Um jornalista britânico e oito activistas pró-Tibete foram detidos na quarta-feira durante um protesto, próximo do principal estádio olímpico, em Pequim. Outros elementos da organização «Estudantes para um Tibete Livre» tinham sido já detidos antes da cerimónia de abertura dos Jogos.

Os activistas colocaram faixas com slogans como «Libertem o Tibete» na fachada de um museu.

Um jornalista britânico, John Ray da estação televisiva ITN, que estava no local a cobrir a manifestação, também foi detido e entretanto libertado.
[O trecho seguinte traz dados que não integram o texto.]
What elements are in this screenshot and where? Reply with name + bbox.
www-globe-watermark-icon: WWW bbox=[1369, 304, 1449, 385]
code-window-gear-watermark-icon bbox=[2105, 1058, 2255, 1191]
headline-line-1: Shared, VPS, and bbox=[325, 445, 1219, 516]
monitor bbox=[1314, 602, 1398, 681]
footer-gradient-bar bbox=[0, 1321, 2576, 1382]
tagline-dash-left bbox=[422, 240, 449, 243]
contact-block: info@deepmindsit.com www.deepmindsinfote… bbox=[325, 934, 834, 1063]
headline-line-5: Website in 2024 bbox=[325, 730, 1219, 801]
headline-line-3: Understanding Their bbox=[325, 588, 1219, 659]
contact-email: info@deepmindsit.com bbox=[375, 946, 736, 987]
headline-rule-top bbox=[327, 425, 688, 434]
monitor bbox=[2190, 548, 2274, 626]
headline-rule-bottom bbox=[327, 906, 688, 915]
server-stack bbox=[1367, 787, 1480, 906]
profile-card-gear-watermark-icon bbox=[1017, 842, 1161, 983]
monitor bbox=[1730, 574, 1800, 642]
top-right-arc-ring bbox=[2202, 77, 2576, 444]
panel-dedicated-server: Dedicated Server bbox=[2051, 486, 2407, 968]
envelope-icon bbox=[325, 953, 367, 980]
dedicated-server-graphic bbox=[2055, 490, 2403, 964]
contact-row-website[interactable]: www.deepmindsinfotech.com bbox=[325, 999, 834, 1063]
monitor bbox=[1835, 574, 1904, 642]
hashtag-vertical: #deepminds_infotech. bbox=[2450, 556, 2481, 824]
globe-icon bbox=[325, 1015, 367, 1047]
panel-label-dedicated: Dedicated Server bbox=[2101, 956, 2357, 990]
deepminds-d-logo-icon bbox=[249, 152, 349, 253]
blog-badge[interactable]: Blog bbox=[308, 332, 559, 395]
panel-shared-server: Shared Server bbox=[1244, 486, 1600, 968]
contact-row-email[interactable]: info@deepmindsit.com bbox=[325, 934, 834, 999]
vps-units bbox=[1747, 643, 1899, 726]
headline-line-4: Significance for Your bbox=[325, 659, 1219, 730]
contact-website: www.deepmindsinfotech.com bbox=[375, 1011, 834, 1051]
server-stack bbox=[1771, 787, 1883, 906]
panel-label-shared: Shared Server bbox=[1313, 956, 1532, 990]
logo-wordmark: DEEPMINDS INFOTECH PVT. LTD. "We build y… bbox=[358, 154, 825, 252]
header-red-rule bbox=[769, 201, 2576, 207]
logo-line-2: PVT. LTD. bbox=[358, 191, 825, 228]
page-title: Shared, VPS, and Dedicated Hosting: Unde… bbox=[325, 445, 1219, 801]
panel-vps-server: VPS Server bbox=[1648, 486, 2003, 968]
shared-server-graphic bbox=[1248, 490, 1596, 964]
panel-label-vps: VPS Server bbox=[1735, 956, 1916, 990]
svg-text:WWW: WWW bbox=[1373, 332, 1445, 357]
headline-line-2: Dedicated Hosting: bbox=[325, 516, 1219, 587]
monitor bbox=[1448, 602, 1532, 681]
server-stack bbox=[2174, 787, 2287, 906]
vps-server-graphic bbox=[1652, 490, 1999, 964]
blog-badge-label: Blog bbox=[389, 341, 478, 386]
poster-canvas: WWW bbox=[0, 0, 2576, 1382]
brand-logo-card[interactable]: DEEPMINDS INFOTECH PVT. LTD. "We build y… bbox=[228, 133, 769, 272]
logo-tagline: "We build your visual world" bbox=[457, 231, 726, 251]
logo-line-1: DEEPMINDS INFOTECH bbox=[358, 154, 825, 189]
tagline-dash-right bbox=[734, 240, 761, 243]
John Ray foi agarrado por agentes das forças de segurança, atirado para o chão e depois arrastado até uma carrinha. O seu equipamento foi confiscado e foi filmado pela polícia.

«O Clube de Correspondentes Estrangeiros da China está horrorizado com a detenção e tratamento brutal de John Ray, um jornalista acreditado aos Jogos, a menos de um quilómetro do principal Estádio Olímpico. Nós exigimos que as autoridades devolvam o equipamento, apresentem um pedido de desculpas e investiguem a possível acção ilegal e abuso de autoridade por parte da polícia», disse em nota o presidente da associação, Jonathan Watts.

O governo chinês também intensificou a repressão aos activistas que pretendiam utilizar uma das três áreas da capital chinesa escolhidas como «zonas de protestos» pelas autoridades. Os protestos poderiam acontecer nestes locais designados, desde que houvesse uma prévia permissão oficial.

Segundo a organização Human Rights Watch, a polícia prendeu na segunda-feira Ji Sizun, um chinês da província de Fujian que havia pedido permissão para realizar uma manifestação num dos locais delimitados para esta finalidade.

Ji Sizun apresentou o pedido no dia 8 de Agosto e registou que o seu objectivo, com o protesto, era defender uma maior participação dos cidadãos nos processos decisórios do país e denunciar a corrupção e o abuso de poder dos membros do Partido Comunista. Quando voltou no dia 11, para verificar se a autorização tinha sido concedida, Ji Sizun foi preso e estava incomunicável até esta quarta-feira, de acordo com a Human Rights Watch.